Sølve’s method combines simplicity of approach with a perfectionist’s eye for detail, and a technical sophistication, both in camera and in postproduction, which enables him to create effortlessly beautiful, dynamic, cutting-edge imagery. “As a commercial photographer you work with a team, and as an artist you generally work on your own. When you work with hair, make-up and stylists you talk for a long time about how you envisage the picture, and then you create it together.”

In Sølve’s world everything is planned and considered. Studios are often used, as are models, however, the work created still embodies artistic flare and creative sensibilities. “You have a woman like Karen Elson who is fantastic; she’s almost like a canvas, she can be a boy, a glamorous woman, virtually anything. The image of Karen didn’t take very long because everything was well planned. There just isn’t an element of chance. It was shot with a large format Sinar camera. The one thing that took time was to get the smoke right. We shot about 20 or 30 pictures for that, but you just know when it’s right. “

Sølve’s modern sensibility has produced captivating pictures that continually drive photography forward and challenges the viewer. Saturated consists of 12 arresting and iconic portrait images. The selection of works for the exhibition share a quality of portraying their subjects as if locked into their own closed private spaces, creating an other-worldliness through highly charged visions and hyper-realities.

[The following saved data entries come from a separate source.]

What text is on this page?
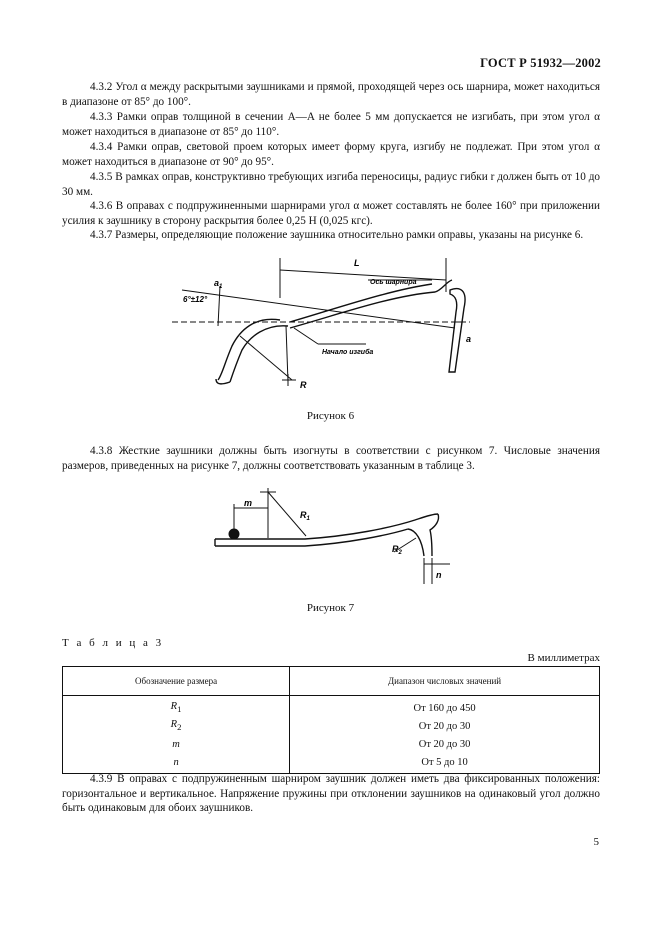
ГОСТ Р 51932—2002
4.3.2 Угол α между раскрытыми заушниками и прямой, проходящей через ось шарнира, может находиться в диапазоне от 85° до 100°.
4.3.3 Рамки оправ толщиной в сечении A—A не более 5 мм допускается не изгибать, при этом угол α может находиться в диапазоне от 85° до 110°.
4.3.4 Рамки оправ, световой проем которых имеет форму круга, изгибу не подлежат. При этом угол α может находиться в диапазоне от 90° до 95°.
4.3.5 В рамках оправ, конструктивно требующих изгиба переносицы, радиус гибки r должен быть от 10 до 30 мм.
4.3.6 В оправах с подпружиненными шарнирами угол α может составлять не более 160° при приложении усилия к заушнику в сторону раскрытия более 0,25 Н (0,025 кгс).
4.3.7 Размеры, определяющие положение заушника относительно рамки оправы, указаны на рисунке 6.
L
Ось шарнира
$a_1$
6°±12°
Начало изгиба
R
a
Рисунок 6
4.3.8 Жесткие заушники должны быть изогнуты в соответствии с рисунком 7. Числовые значения размеров, приведенных на рисунке 7, должны соответствовать указанным в таблице 3.
m
$R_1$
$R_2$
n
Рисунок 7
Т а б л и ц а 3
В миллиметрах
Обозначение размера	Диапазон числовых значений
$R_1$	От 160 до 450
$R_2$	От 20 до 30
m	От 20 до 30
n	От 5 до 10
4.3.9 В оправах с подпружиненным шарниром заушник должен иметь два фиксированных положения: горизонтальное и вертикальное. Напряжение пружины при отклонении заушников на одинаковый угол должно быть одинаковым для обоих заушников.
5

“The whole exhibition is interesting for me because I haven’t done a solo show before. The people I work with said ‘You should have an exhibition’. I always said no, as I’m busy doing my day job. When Spring Studios came along, it presented an opportunity to have a show that isn’t huge, in terms of amount of images, and I decided it was a perfect opportunity. I’ve produced 300 images in the past two months, which is a lot. You can imagine that when you’ve done this for nine years, it’s hard to narrow it down to make sure it’s a show that makes sense. I couldn’t just pick anything. There must be a thread that keeps them together. The things that tie this exhibition together are the iconic images that were shot in a studio situation, and that they’re all otherworldly creatures, slightly more than just human, but not science fiction. We have a pair of green lips, a vampire, a woman behind a red veil, a man dressed partly as a woman but with the most masculine shoulders you’ve ever seen. They’re all creatures that I’d love to see in real life.”

In a world where images mean everything, Sølve is pragmatic, he says, “Art loves fashion and fashion love art, in the same way that art loves design and design loves art. I think that fashion is the commercial form of art. There are a lot of fashion photographers who would love to be artists, I’m not saying that I would love to be an artist, but I’d like to see my work in a new way. Maybe I can use this exhibition to develop my own work and take more chances. Fashion photography can be tedious, grey, dull, repetitive and at times boring. I don’t want to become an artist, as such, that’s not my aspiration, but it’s interesting to do projects that can be considered more pure art pieces than fashion pieces.